5. Performance Analysis

Empirical performance of LucidRaster indicates a mean slowdown of $\sim$ 3.3 $\times$ compared to hardware alpha blending, competitive with or better than other high-quality OIT approximations, especially in triangle-dense or depth-complex scenes. Depth-filter size $F$ allows for explicit accuracy-speed tradeoffs: $F=3$ yields $<0.2\%$ invalid pixels, increasing $F$ to $8$ reduces error to $0.02\%$ with $2\%$ overhead. Alpha-threshold can accelerate opaque scenes by up to $30\%$ , being scene-dependent.

For compact in-memory raster representations, the $k^3$ -tree attains $1.6$– $2.9~\mu$ s point queries in general rasters, and time-evolving representations ( $I$ and $k^3$ ) consistently provide interval queries in $2$– $9~\mu$ s. These structures are up to $10\times$ smaller than traditional linear quadtrees in the binary case and answer range/select queries orders of magnitude faster than compressed GeoTIFF (Brisaboa et al., 2019).

Summary of performance (as measured in (Jakubowski, 22 May 2024, Brisaboa et al., 2019)):

Method	Space (bits/cell)	Point Query ( $\mu$ s)	Range Query
LucidRaster	--	--	Front-to-back $O(1)$ per pixel
$k^3$ -tree (general)	1.83	1.6–2.9	2–9 $\mu$ s
$k^2$ -ones (binary)	0.03–0.04	0.29–0.41	3.4 $\mu$ s
QT-static (binary)	0.25	0.88–1.10	0.9 $\mu$ s
GeoTIFF-comp (general)	1.12	460–500	>500 $\mu$ s

6. Limitations and Prospective Extensions

LucidRaster’s memory footprint is substantial ( $\sim$ 1.2 GB); dynamic memory management could mitigate unused capacity. The fixed-bin size (32×32 pixels) could be adapted for scene density. No MSAA is currently implemented; enabling 4×–16× MSAA would increase interval storage but is feasible in the blend phase. The current default depth-filter ( $F=3$ ) can be increased to further reduce blending artifacts, but at additional cost. Concurrent execution of low- and high-raster paths may improve utilization for irregular scenes (Jakubowski, 22 May 2024).

For succinct raster representations, scalability for very high-dimensional ( $>\!3$ D) data, or rapidly changing time-evolving environments, may challenge the practical benefits of $k^3$ -tree or interleaved strategies. Increasing value or time domain size correlates directly with storage and navigation complexity.
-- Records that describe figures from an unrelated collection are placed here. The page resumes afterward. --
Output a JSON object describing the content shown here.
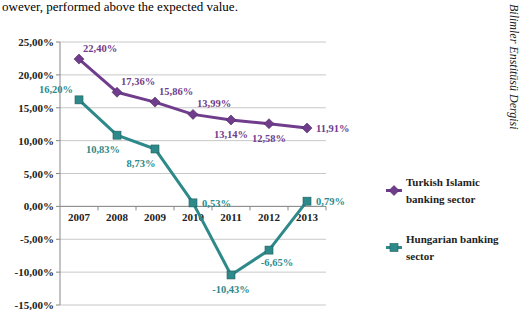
{
  "chart_data": {
    "type": "line",
    "annotations": [
      "owever, performed above the expected value.",
      "Bilimler Enstitüsü Dergisi"
    ],
    "categories": [
      "2007",
      "2008",
      "2009",
      "2010",
      "2011",
      "2012",
      "2013"
    ],
    "series": [
      {
        "name": "Turkish Islamic banking sector",
        "color": "#6f3d8c",
        "marker": "diamond",
        "values": [
          22.4,
          17.36,
          15.86,
          13.99,
          13.14,
          12.58,
          11.91
        ],
        "value_labels": [
          "22,40%",
          "17,36%",
          "15,86%",
          "13,99%",
          "13,14%",
          "12,58%",
          "11,91%"
        ]
      },
      {
        "name": "Hungarian banking sector",
        "color": "#2e8a8a",
        "marker": "square",
        "values": [
          16.2,
          10.83,
          8.73,
          0.53,
          -10.43,
          -6.65,
          0.79
        ],
        "value_labels": [
          "16,20%",
          "10,83%",
          "8,73%",
          "0,53%",
          "-10,43%",
          "-6,65%",
          "0,79%"
        ]
      }
    ],
    "ylim": [
      -15,
      25
    ],
    "yticks": [
      {
        "value": -15,
        "label": "-15,00%"
      },
      {
        "value": -10,
        "label": "-10,00%"
      },
      {
        "value": -5,
        "label": "-5,00%"
      },
      {
        "value": 0,
        "label": "0,00%"
      },
      {
        "value": 5,
        "label": "5,00%"
      },
      {
        "value": 10,
        "label": "10,00%"
      },
      {
        "value": 15,
        "label": "15,00%"
      },
      {
        "value": 20,
        "label": "20,00%"
      },
      {
        "value": 25,
        "label": "25,00%"
      }
    ],
    "grid": true,
    "data_labels": true,
    "legend": "right"
  }
}
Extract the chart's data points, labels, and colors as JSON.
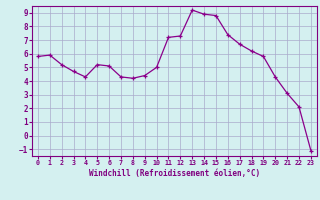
{
  "x": [
    0,
    1,
    2,
    3,
    4,
    5,
    6,
    7,
    8,
    9,
    10,
    11,
    12,
    13,
    14,
    15,
    16,
    17,
    18,
    19,
    20,
    21,
    22,
    23
  ],
  "y": [
    5.8,
    5.9,
    5.2,
    4.7,
    4.3,
    5.2,
    5.1,
    4.3,
    4.2,
    4.4,
    5.0,
    7.2,
    7.3,
    9.2,
    8.9,
    8.8,
    7.4,
    6.7,
    6.2,
    5.8,
    4.3,
    3.1,
    2.1,
    -1.1
  ],
  "xlim": [
    -0.5,
    23.5
  ],
  "ylim": [
    -1.5,
    9.5
  ],
  "xticks": [
    0,
    1,
    2,
    3,
    4,
    5,
    6,
    7,
    8,
    9,
    10,
    11,
    12,
    13,
    14,
    15,
    16,
    17,
    18,
    19,
    20,
    21,
    22,
    23
  ],
  "yticks": [
    -1,
    0,
    1,
    2,
    3,
    4,
    5,
    6,
    7,
    8,
    9
  ],
  "xlabel": "Windchill (Refroidissement éolien,°C)",
  "line_color": "#8B008B",
  "marker": "+",
  "bg_color": "#d4f0f0",
  "grid_color": "#aaaacc",
  "label_color": "#800080",
  "tick_fontsize": 5.5,
  "xlabel_fontsize": 5.5
}
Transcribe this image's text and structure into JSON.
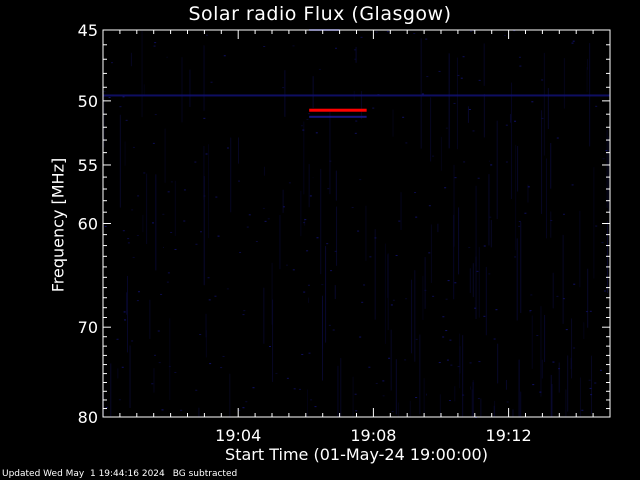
{
  "chart_data": {
    "type": "heatmap",
    "title": "Solar radio Flux (Glasgow)",
    "xlabel": "Start Time (01-May-24 19:00:00)",
    "ylabel": "Frequency [MHz]",
    "x_range_minutes": [
      0,
      15
    ],
    "x_ticks": [
      {
        "minute": 4,
        "label": "19:04"
      },
      {
        "minute": 8,
        "label": "19:08"
      },
      {
        "minute": 12,
        "label": "19:12"
      }
    ],
    "y_range_mhz": [
      45,
      80
    ],
    "y_scale": "log",
    "y_ticks": [
      45,
      50,
      55,
      60,
      70,
      80
    ],
    "background_color": "#000000",
    "noise_color": "#0a0a3a",
    "features": [
      {
        "name": "",
        "type": "band",
        "start_minute": 6.1,
        "end_minute": 7.8,
        "freq_mhz": 50.7,
        "color": "#ff0000"
      },
      {
        "name": "",
        "type": "band",
        "start_minute": 6.1,
        "end_minute": 7.8,
        "freq_mhz": 51.2,
        "color": "#1a1aa0"
      },
      {
        "name": "",
        "type": "band",
        "start_minute": 6.1,
        "end_minute": 7.0,
        "freq_mhz": 45.0,
        "color": "#1a1a80"
      },
      {
        "name": "",
        "type": "band",
        "start_minute": 0.0,
        "end_minute": 15.0,
        "freq_mhz": 49.6,
        "color": "#12127a"
      }
    ]
  },
  "footer": {
    "updated": "Updated Wed May  1 19:44:16 2024",
    "note": "BG subtracted"
  }
}
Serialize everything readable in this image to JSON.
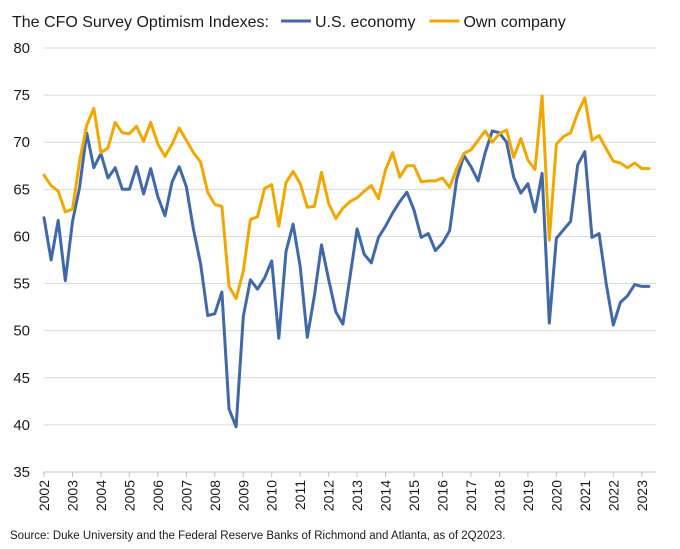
{
  "chart_data": {
    "type": "line",
    "title": "The CFO Survey Optimism Indexes:",
    "source": "Source: Duke University and the Federal Reserve Banks of Richmond and Atlanta, as of 2Q2023.",
    "ylim": [
      35,
      80
    ],
    "yticks": [
      35,
      40,
      45,
      50,
      55,
      60,
      65,
      70,
      75,
      80
    ],
    "xlim": [
      2002.0,
      2023.5
    ],
    "xticks": [
      "2002",
      "2003",
      "2004",
      "2005",
      "2006",
      "2007",
      "2008",
      "2009",
      "2010",
      "2011",
      "2012",
      "2013",
      "2014",
      "2015",
      "2016",
      "2017",
      "2018",
      "2019",
      "2020",
      "2021",
      "2022",
      "2023"
    ],
    "grid": true,
    "legend_position": "top",
    "series": [
      {
        "name": "U.S. economy",
        "color": "#4169a8",
        "x": [
          2002.0,
          2002.25,
          2002.5,
          2002.75,
          2003.0,
          2003.25,
          2003.5,
          2003.75,
          2004.0,
          2004.25,
          2004.5,
          2004.75,
          2005.0,
          2005.25,
          2005.5,
          2005.75,
          2006.0,
          2006.25,
          2006.5,
          2006.75,
          2007.0,
          2007.25,
          2007.5,
          2007.75,
          2008.0,
          2008.25,
          2008.5,
          2008.75,
          2009.0,
          2009.25,
          2009.5,
          2009.75,
          2010.0,
          2010.25,
          2010.5,
          2010.75,
          2011.0,
          2011.25,
          2011.5,
          2011.75,
          2012.0,
          2012.25,
          2012.5,
          2012.75,
          2013.0,
          2013.25,
          2013.5,
          2013.75,
          2014.0,
          2014.25,
          2014.5,
          2014.75,
          2015.0,
          2015.25,
          2015.5,
          2015.75,
          2016.0,
          2016.25,
          2016.5,
          2016.75,
          2017.0,
          2017.25,
          2017.5,
          2017.75,
          2018.0,
          2018.25,
          2018.5,
          2018.75,
          2019.0,
          2019.25,
          2019.5,
          2019.75,
          2020.0,
          2020.25,
          2020.5,
          2020.75,
          2021.0,
          2021.25,
          2021.5,
          2021.75,
          2022.0,
          2022.25,
          2022.5,
          2022.75,
          2023.0,
          2023.25
        ],
        "values": [
          62.0,
          57.5,
          61.7,
          55.3,
          61.6,
          65.2,
          71.0,
          67.3,
          68.8,
          66.2,
          67.3,
          65.0,
          65.0,
          67.4,
          64.5,
          67.2,
          64.2,
          62.2,
          65.8,
          67.4,
          65.3,
          60.8,
          57.1,
          51.6,
          51.8,
          54.1,
          41.7,
          39.8,
          51.5,
          55.4,
          54.4,
          55.6,
          57.4,
          49.2,
          58.4,
          61.3,
          56.8,
          49.3,
          53.7,
          59.1,
          55.4,
          52.0,
          50.7,
          55.7,
          60.8,
          58.1,
          57.2,
          59.9,
          61.1,
          62.5,
          63.7,
          64.7,
          62.8,
          59.9,
          60.3,
          58.5,
          59.3,
          60.6,
          66.1,
          68.6,
          67.4,
          65.9,
          68.9,
          71.2,
          71.0,
          70.0,
          66.3,
          64.6,
          65.6,
          62.6,
          66.7,
          50.8,
          59.8,
          60.7,
          61.6,
          67.6,
          69.0,
          59.9,
          60.3,
          55.0,
          50.6,
          53.0,
          53.7,
          54.9,
          54.7,
          54.7
        ]
      },
      {
        "name": "Own company",
        "color": "#f0a800",
        "x": [
          2002.0,
          2002.25,
          2002.5,
          2002.75,
          2003.0,
          2003.25,
          2003.5,
          2003.75,
          2004.0,
          2004.25,
          2004.5,
          2004.75,
          2005.0,
          2005.25,
          2005.5,
          2005.75,
          2006.0,
          2006.25,
          2006.5,
          2006.75,
          2007.0,
          2007.25,
          2007.5,
          2007.75,
          2008.0,
          2008.25,
          2008.5,
          2008.75,
          2009.0,
          2009.25,
          2009.5,
          2009.75,
          2010.0,
          2010.25,
          2010.5,
          2010.75,
          2011.0,
          2011.25,
          2011.5,
          2011.75,
          2012.0,
          2012.25,
          2012.5,
          2012.75,
          2013.0,
          2013.25,
          2013.5,
          2013.75,
          2014.0,
          2014.25,
          2014.5,
          2014.75,
          2015.0,
          2015.25,
          2015.5,
          2015.75,
          2016.0,
          2016.25,
          2016.5,
          2016.75,
          2017.0,
          2017.25,
          2017.5,
          2017.75,
          2018.0,
          2018.25,
          2018.5,
          2018.75,
          2019.0,
          2019.25,
          2019.5,
          2019.75,
          2020.0,
          2020.25,
          2020.5,
          2020.75,
          2021.0,
          2021.25,
          2021.5,
          2021.75,
          2022.0,
          2022.25,
          2022.5,
          2022.75,
          2023.0,
          2023.25
        ],
        "values": [
          66.5,
          65.4,
          64.8,
          62.6,
          62.9,
          68.0,
          71.8,
          73.6,
          68.9,
          69.4,
          72.1,
          71.0,
          70.9,
          71.7,
          70.1,
          72.1,
          69.8,
          68.5,
          69.8,
          71.5,
          70.2,
          68.9,
          67.9,
          64.7,
          63.4,
          63.2,
          54.7,
          53.4,
          56.3,
          61.8,
          62.1,
          65.1,
          65.5,
          61.1,
          65.7,
          66.9,
          65.6,
          63.1,
          63.2,
          66.8,
          63.5,
          61.9,
          63.0,
          63.7,
          64.1,
          64.8,
          65.4,
          64.0,
          67.1,
          68.9,
          66.3,
          67.5,
          67.5,
          65.8,
          65.9,
          65.9,
          66.2,
          65.2,
          67.2,
          68.8,
          69.2,
          70.2,
          71.2,
          70.0,
          70.9,
          71.3,
          68.4,
          70.4,
          68.1,
          67.1,
          74.9,
          59.6,
          69.8,
          70.6,
          71.0,
          73.1,
          74.7,
          70.2,
          70.7,
          69.3,
          68.0,
          67.8,
          67.3,
          67.8,
          67.2,
          67.2
        ]
      }
    ]
  }
}
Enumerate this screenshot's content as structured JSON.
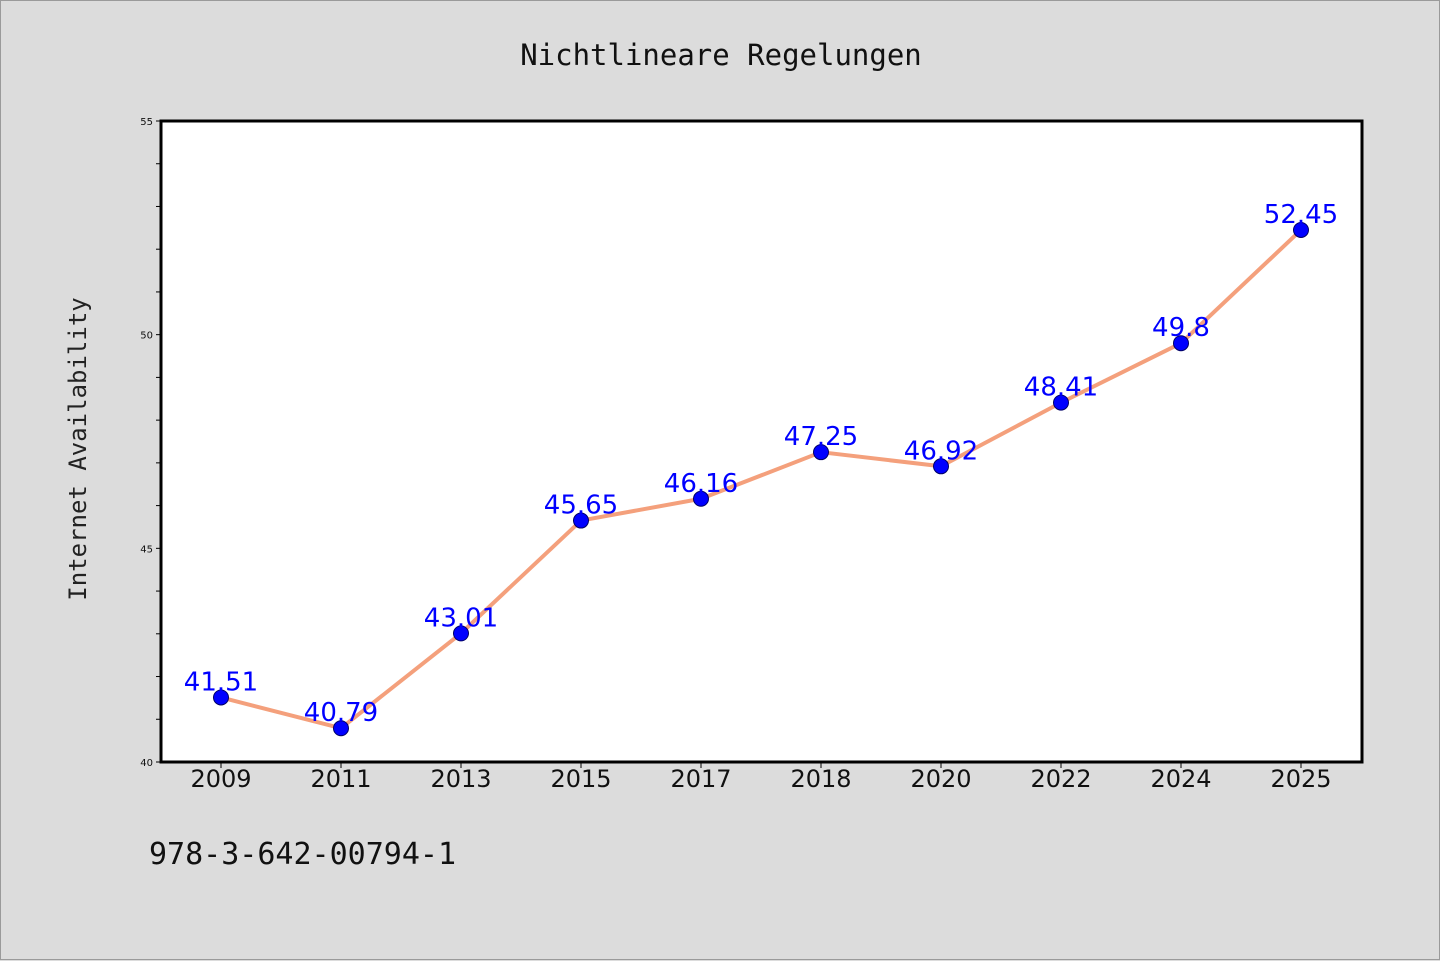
{
  "chart_data": {
    "type": "line",
    "title": "Nichtlineare Regelungen",
    "xlabel": "",
    "ylabel": "Internet Availability",
    "categories": [
      "2009",
      "2011",
      "2013",
      "2015",
      "2017",
      "2018",
      "2020",
      "2022",
      "2024",
      "2025"
    ],
    "values": [
      41.51,
      40.79,
      43.01,
      45.65,
      46.16,
      47.25,
      46.92,
      48.41,
      49.8,
      52.45
    ],
    "data_labels": [
      "41.51",
      "40.79",
      "43.01",
      "45.65",
      "46.16",
      "47.25",
      "46.92",
      "48.41",
      "49.8",
      "52.45"
    ],
    "ylim": [
      40,
      55
    ],
    "yticks": [
      40,
      45,
      50,
      55
    ],
    "ytick_labels": [
      "40",
      "45",
      "50",
      "55"
    ],
    "grid": false,
    "legend": "none",
    "colors": {
      "line": "#f4a07c",
      "marker": "#0000ff",
      "data_label": "#0000ff",
      "background": "#dcdcdc",
      "plot_area": "#ffffff"
    }
  },
  "footer": {
    "isbn": "978-3-642-00794-1"
  }
}
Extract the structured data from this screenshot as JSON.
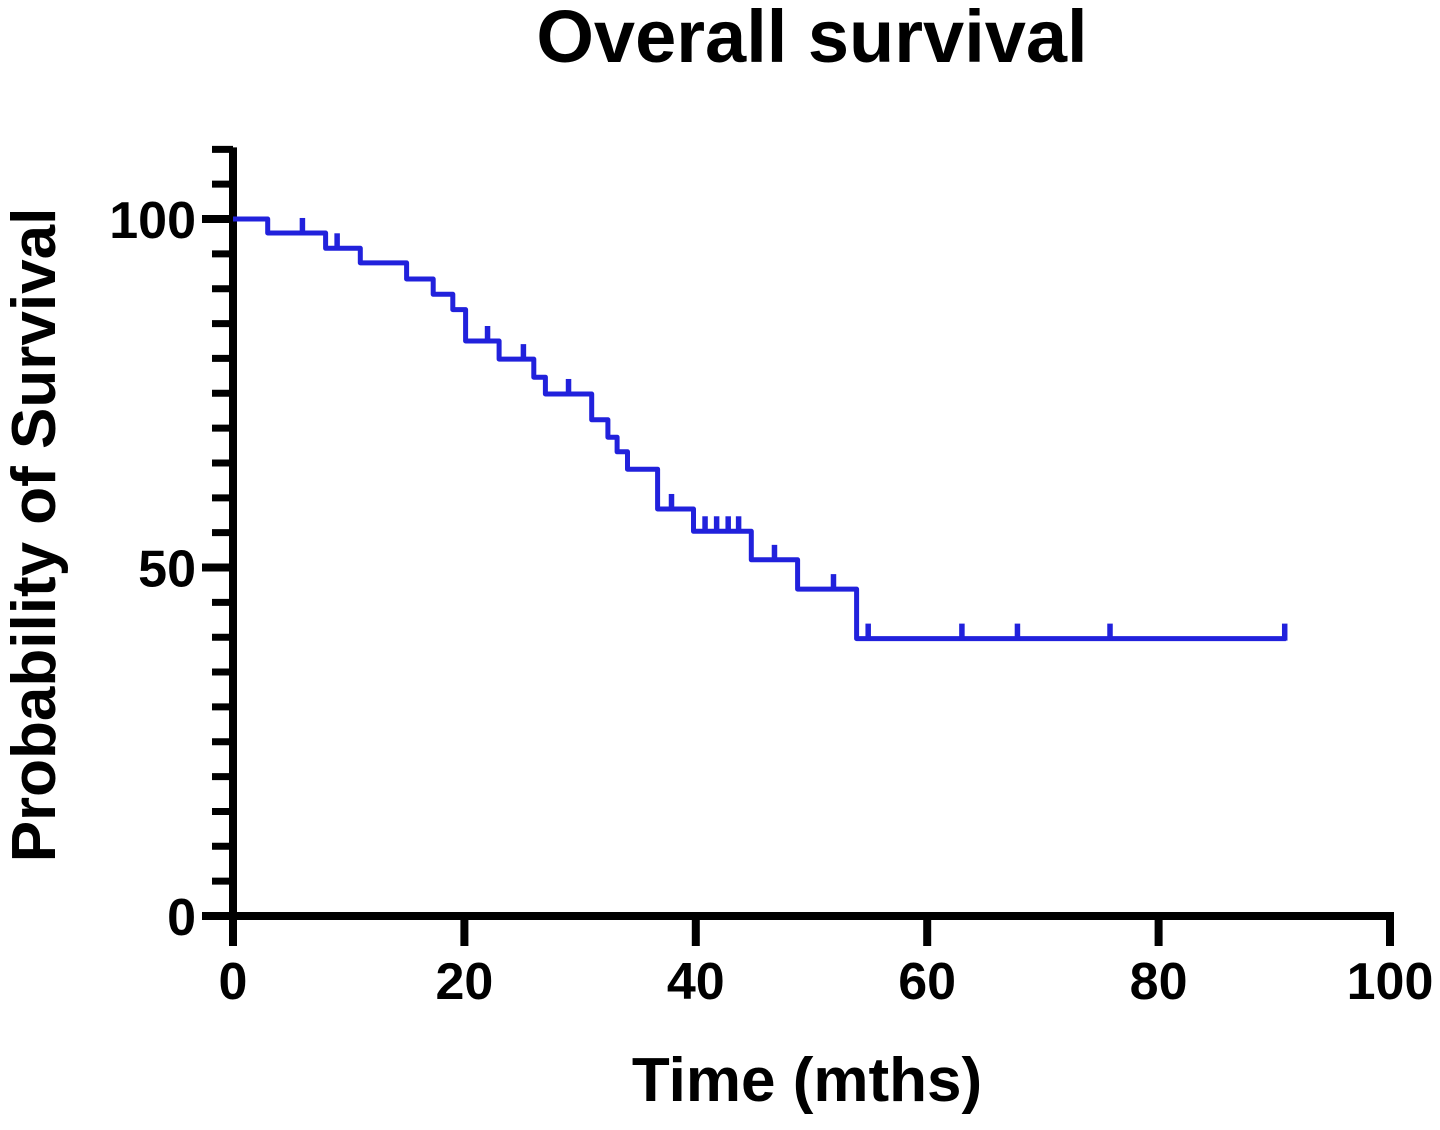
{
  "chart_data": {
    "type": "line",
    "subtype": "kaplan-meier-step",
    "title": "Overall survival",
    "xlabel": "Time (mths)",
    "ylabel": "Probability of Survival",
    "xlim": [
      0,
      100
    ],
    "ylim": [
      0,
      110
    ],
    "x_ticks": [
      0,
      20,
      40,
      60,
      80,
      100
    ],
    "y_ticks": [
      0,
      50,
      100
    ],
    "y_minor_step": 5,
    "grid": false,
    "legend": "none",
    "axis_color": "#000000",
    "line_color": "#2121DC",
    "series": [
      {
        "name": "Overall survival",
        "steps": [
          [
            0,
            100
          ],
          [
            3,
            98
          ],
          [
            8,
            95.8
          ],
          [
            11,
            93.7
          ],
          [
            15,
            91.4
          ],
          [
            17.3,
            89.2
          ],
          [
            19,
            87.0
          ],
          [
            20.1,
            82.5
          ],
          [
            23,
            79.9
          ],
          [
            26,
            77.3
          ],
          [
            27,
            74.9
          ],
          [
            31,
            71.2
          ],
          [
            32.4,
            68.7
          ],
          [
            33.2,
            66.6
          ],
          [
            34.1,
            64.1
          ],
          [
            36.7,
            58.4
          ],
          [
            39.8,
            55.2
          ],
          [
            44.8,
            51.1
          ],
          [
            48.8,
            46.9
          ],
          [
            53.9,
            39.8
          ]
        ],
        "end_time": 91,
        "censor_marks": [
          [
            6,
            98
          ],
          [
            9,
            95.8
          ],
          [
            22,
            82.5
          ],
          [
            25.1,
            79.9
          ],
          [
            29,
            74.9
          ],
          [
            37.9,
            58.4
          ],
          [
            40.8,
            55.2
          ],
          [
            41.8,
            55.2
          ],
          [
            42.8,
            55.2
          ],
          [
            43.7,
            55.2
          ],
          [
            46.8,
            51.1
          ],
          [
            51.9,
            46.9
          ],
          [
            54.9,
            39.8
          ],
          [
            63,
            39.8
          ],
          [
            67.8,
            39.8
          ],
          [
            75.8,
            39.8
          ],
          [
            90.9,
            39.8
          ]
        ]
      }
    ]
  }
}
The optimal structure in practice depends crucially on the sparsity and change regime of the underlying raster data (Brisaboa et al., 2019).

7. Broader Context and Applications

Differentiable probabilistic rasterization forms a core computational substrate for real-time graphics, scientific visualization, and spatial data analysis, with direct relevance to order-independent transparency, light transport, and probabilistic spatial modeling in GIS. The LucidRaster pipeline demonstrates efficient, exact OIT for high-complexity scenes, while succinct raster representations with $k^2$ -tree and $k^3$ -tree enable high-speed, space-efficient in-memory analytics for raster fields over space, value, and time.

The methods surveyed enable:

Exact, real-time compositing of transparent surfaces in GPU graphics pipelines (Jakubowski, 22 May 2024).
Sub-microsecond point and range queries in high-dimensional raster fields, enabling probabilistic and top- $k$ analytics in GIS and imaging pipelines (Brisaboa et al., 2019).

A plausible implication is that advances in GPU-software rasterization and succinct data structures may converge, enabling future rasterization and spatial analytics engines supporting both differentiability (for machine learning integration), probabilistic operations, and expressive query semantics at scale.